WASHINGTON — A gender gap is growing in the Democratic presidential race, and Sen. Hillary Rodham Clinton aims to widen it into a chasm.
Armed with mounting evidence that women are providing her a strong foundation in the crucial early months of the run-up to next year's primaries, Clinton's campaign is trying to organize almost every aspect of the Democratic women's voting bloc — including lining up the support of feminist elites and stoking excitement in teenage political neophytes.
When the New York senator speaks to audiences crowded with women, she unabashedly depicts her candidacy as a historic opportunity to elect the first female president.
"Now is the time to break the biggest glass ceiling in the land," a beaming Clinton said last week after her endorsement by the National Organization for Women's political action committee, one of several influential women's activist groups that have rushed to endorse her campaign.
In contrast to the broader electorate, where, in 2006, women accounted for 51% of votes cast, women represent as much as 60% of registered voters in early Democratic primary and caucus states. And early surveys show Clinton ahead of her male rivals among women in every early primary and caucus state.
Nationally, a Zogby survey in late March found that Clinton outstripped her competitors, leading with 42% of likely primary voters among Democratic women, compared with 19% for Sen. Barack Obama (D-Ill.) and 15% for former North Carolina Sen. John Edwards. Clinton held a much thinner lead among male Democratic voters. At 28%, she barely edged Obama, who was at 26%, with Edwards trailing at 11%.
"We've really seen a constituency form around her," said Mark Penn, Clinton's chief strategist and pollster. "One of the things people don't realize is she has a solid base — among women — that's harder and much more enthusiastic than anyone else has."
She shows strength among independent women as well. A Gallup survey released Monday showed that nationally, 59% of female independent voters have a favorable image of Clinton — compared with 45% of male independents.
Even Republican women view her slightly more favorably than do Republican men, though she ranks low with both groups, the poll found.
Just as Clinton is the first female candidate with a real shot at the White House, her openly gender-based strategy also explores new political territory. It is aimed at tapping into her loyal female base for energy and money and winning over Democratic women who might differ with her on specific policies, doubt her electability or simply dislike the controversial former first lady.
"The women's vote is not monolithic," said Kate Michelman, former president of NARAL Pro-Choice America, the abortion rights group, who is backing Edwards.
But Michelman concedes that Clinton is quickly locking up the top echelon of women's movement leaders. The support of women's political groups such as EMILY's List and NOW means more than bragging rights. They offer ready campaign cash and PAC structures that fund media campaigns targeting women, voting and fundraising databases, and operatives who can aid in primary day turnout.

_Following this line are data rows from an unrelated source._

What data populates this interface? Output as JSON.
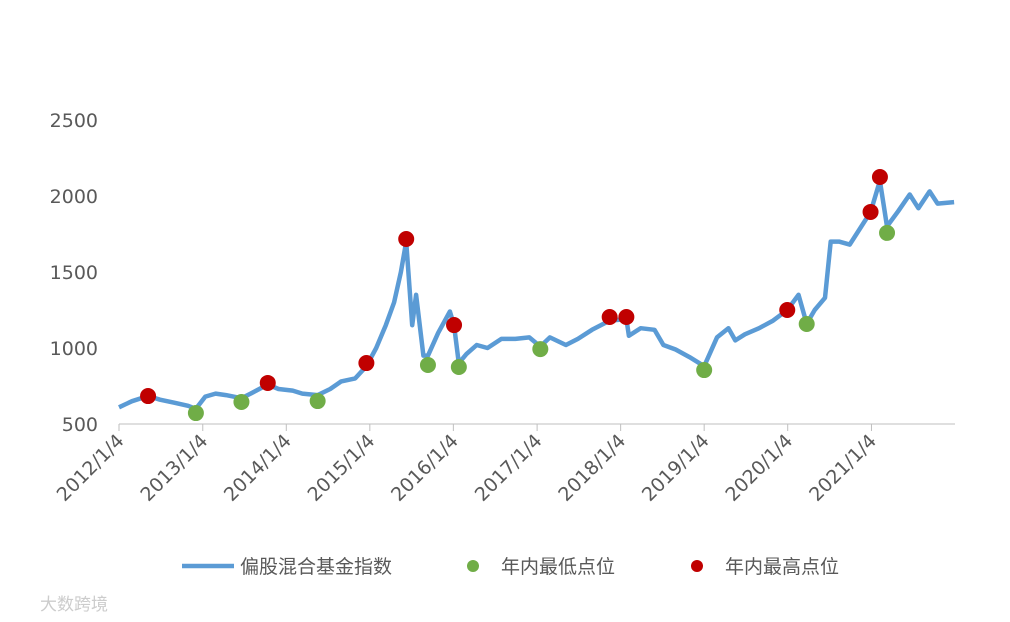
{
  "chart_data": {
    "type": "line",
    "watermark": "大数跨境",
    "xlim": [
      "2012/1/4",
      "2022/1/4"
    ],
    "xticks": [
      "2012/1/4",
      "2013/1/4",
      "2014/1/4",
      "2015/1/4",
      "2016/1/4",
      "2017/1/4",
      "2018/1/4",
      "2019/1/4",
      "2020/1/4",
      "2021/1/4"
    ],
    "ylim": [
      500,
      2500
    ],
    "yticks": [
      500,
      1000,
      1500,
      2000,
      2500
    ],
    "series": [
      {
        "name": "偏股混合基金指数",
        "type": "line",
        "color": "#5b9bd5",
        "x": [
          "2012/1/4",
          "2012/3/1",
          "2012/5/10",
          "2012/7/1",
          "2012/9/1",
          "2012/11/1",
          "2012/12/5",
          "2013/1/15",
          "2013/3/1",
          "2013/4/15",
          "2013/6/22",
          "2013/8/1",
          "2013/10/15",
          "2013/12/1",
          "2014/2/1",
          "2014/3/15",
          "2014/5/21",
          "2014/7/15",
          "2014/9/1",
          "2014/11/1",
          "2014/12/20",
          "2015/2/1",
          "2015/3/15",
          "2015/4/20",
          "2015/5/20",
          "2015/6/12",
          "2015/7/8",
          "2015/7/25",
          "2015/8/26",
          "2015/9/15",
          "2015/10/30",
          "2015/12/20",
          "2016/1/7",
          "2016/1/28",
          "2016/3/1",
          "2016/4/15",
          "2016/6/1",
          "2016/8/1",
          "2016/10/1",
          "2016/12/1",
          "2017/1/18",
          "2017/3/1",
          "2017/5/10",
          "2017/7/1",
          "2017/9/1",
          "2017/11/17",
          "2018/1/29",
          "2018/2/9",
          "2018/4/1",
          "2018/6/1",
          "2018/7/10",
          "2018/9/1",
          "2018/11/1",
          "2019/1/4",
          "2019/3/1",
          "2019/4/20",
          "2019/5/20",
          "2019/7/1",
          "2019/9/1",
          "2019/11/1",
          "2020/1/2",
          "2020/2/20",
          "2020/3/27",
          "2020/5/1",
          "2020/6/15",
          "2020/7/10",
          "2020/8/15",
          "2020/10/1",
          "2020/12/31",
          "2021/2/10",
          "2021/3/13",
          "2021/5/1",
          "2021/6/20",
          "2021/7/28",
          "2021/9/15",
          "2021/10/20",
          "2021/12/31"
        ],
        "values": [
          610,
          650,
          684,
          660,
          640,
          620,
          600,
          680,
          700,
          690,
          670,
          700,
          760,
          730,
          720,
          700,
          690,
          730,
          780,
          800,
          880,
          1000,
          1150,
          1300,
          1500,
          1700,
          1150,
          1350,
          950,
          950,
          1100,
          1240,
          1151,
          900,
          960,
          1020,
          1000,
          1060,
          1060,
          1070,
          1010,
          1070,
          1020,
          1060,
          1120,
          1180,
          1190,
          1080,
          1130,
          1120,
          1020,
          990,
          940,
          880,
          1070,
          1130,
          1050,
          1090,
          1130,
          1180,
          1250,
          1350,
          1160,
          1250,
          1330,
          1700,
          1700,
          1680,
          1895,
          2100,
          1800,
          1900,
          2010,
          1920,
          2030,
          1950,
          1960
        ]
      },
      {
        "name": "年内最低点位",
        "type": "scatter",
        "color": "#70ad47",
        "x": [
          "2012/12/5",
          "2013/6/22",
          "2014/5/21",
          "2015/9/15",
          "2016/1/28",
          "2017/1/18",
          "2019/1/4",
          "2020/3/27",
          "2021/3/13"
        ],
        "values": [
          572,
          645,
          651,
          888,
          875,
          993,
          855,
          1158,
          1757
        ]
      },
      {
        "name": "年内最高点位",
        "type": "scatter",
        "color": "#c00000",
        "x": [
          "2012/5/10",
          "2013/10/15",
          "2014/12/20",
          "2015/6/12",
          "2016/1/7",
          "2017/11/17",
          "2018/1/29",
          "2020/1/2",
          "2020/12/31",
          "2021/2/10"
        ],
        "values": [
          684,
          770,
          901,
          1717,
          1151,
          1204,
          1204,
          1250,
          1895,
          2125
        ]
      }
    ]
  }
}
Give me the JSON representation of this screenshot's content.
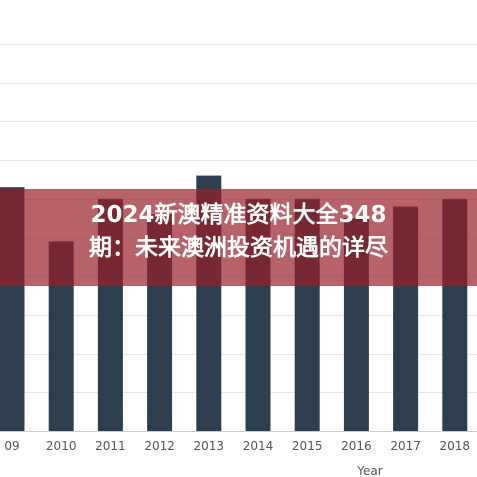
{
  "banner": {
    "line1": "2024新澳精准资料大全348",
    "line2": "期：未来澳洲投资机遇的详尽"
  },
  "chart_data": {
    "type": "bar",
    "categories": [
      "09",
      "2010",
      "2011",
      "2012",
      "2013",
      "2014",
      "2015",
      "2016",
      "2017",
      "2018"
    ],
    "values": [
      63,
      49,
      60,
      56,
      66,
      60,
      60,
      55,
      58,
      60
    ],
    "title": "",
    "xlabel": "Year",
    "ylabel": "",
    "ylim": [
      0,
      100
    ],
    "grid": true,
    "bar_color": "#2d3e4e"
  }
}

One potential hurdle in monopolizing women's support is Clinton's response to the war in Iraq, which could hurt her in primary states where war opposition flares. Her refusal to apologize for her 2002 vote authorizing congressional support for the war has nudged some disenchanted Democratic women to consider rival campaigns.
"The one person I'm not looking at is Hillary Clinton," said Meg Hirshberg , a New Hampshire Democrat and prominent fundraiser. "She hasn't been clear and consistent. Right now, the war in Iraq overrides everything else."
Clinton's 6-year-old war vote could also hurt her among unmarried and working class women — a growing segment of economically stressed voters who have long excited Democratic Party strategists as a potent bloc, but who have turned out in underwhelming numbers in past elections.
New Hampshire's blue-collar female voters proved receptive to a fierce antiwar campaign in November that won a congressional seat for novice Rep. Carol Shea-Porter. Clinton's war posture "could leave her looking hazy on Iraq and cut into that support," said Jennifer Donahue of St. Anselm College's New Hampshire Institute of Politics.
Clinton aides insist that recent polls show little evidence of widespread antiwar opposition to her campaign. Female voters in primary states appear willing, they say, to accept her nuanced strategy to force an end to the war while keeping a skeleton force of U.S. troops in the Mideast to counter terrorists and support Iraqi defense forces.
Clinton is trying to cultivate single and working women by championing equal pay, economic relief and comprehensive national healthcare, talking up their concerns in webcasts and town hall meetings. But scoring points with harried female voters may require more than the sisterly patter that pervades Clinton's campaign "conversations."
"She has to find a way to connect to working women who otherwise don't normally relate to her," said Ruth B. Mandel, director of the Eagleton Institute of Politics at Rutgers University. "She can't take women inside the party for granted."
Mandel said Clinton would also face questions from Democrats about how electable she would be in a general election — whether she would be a lightning rod for controversy and how well-equipped she is to fight back. For many female voters, Mandel suggested, that is "a balancing act. She has to be tough, but not too tough. She has to show she cares but she's still in charge. It's a fine line, and it won't be easy."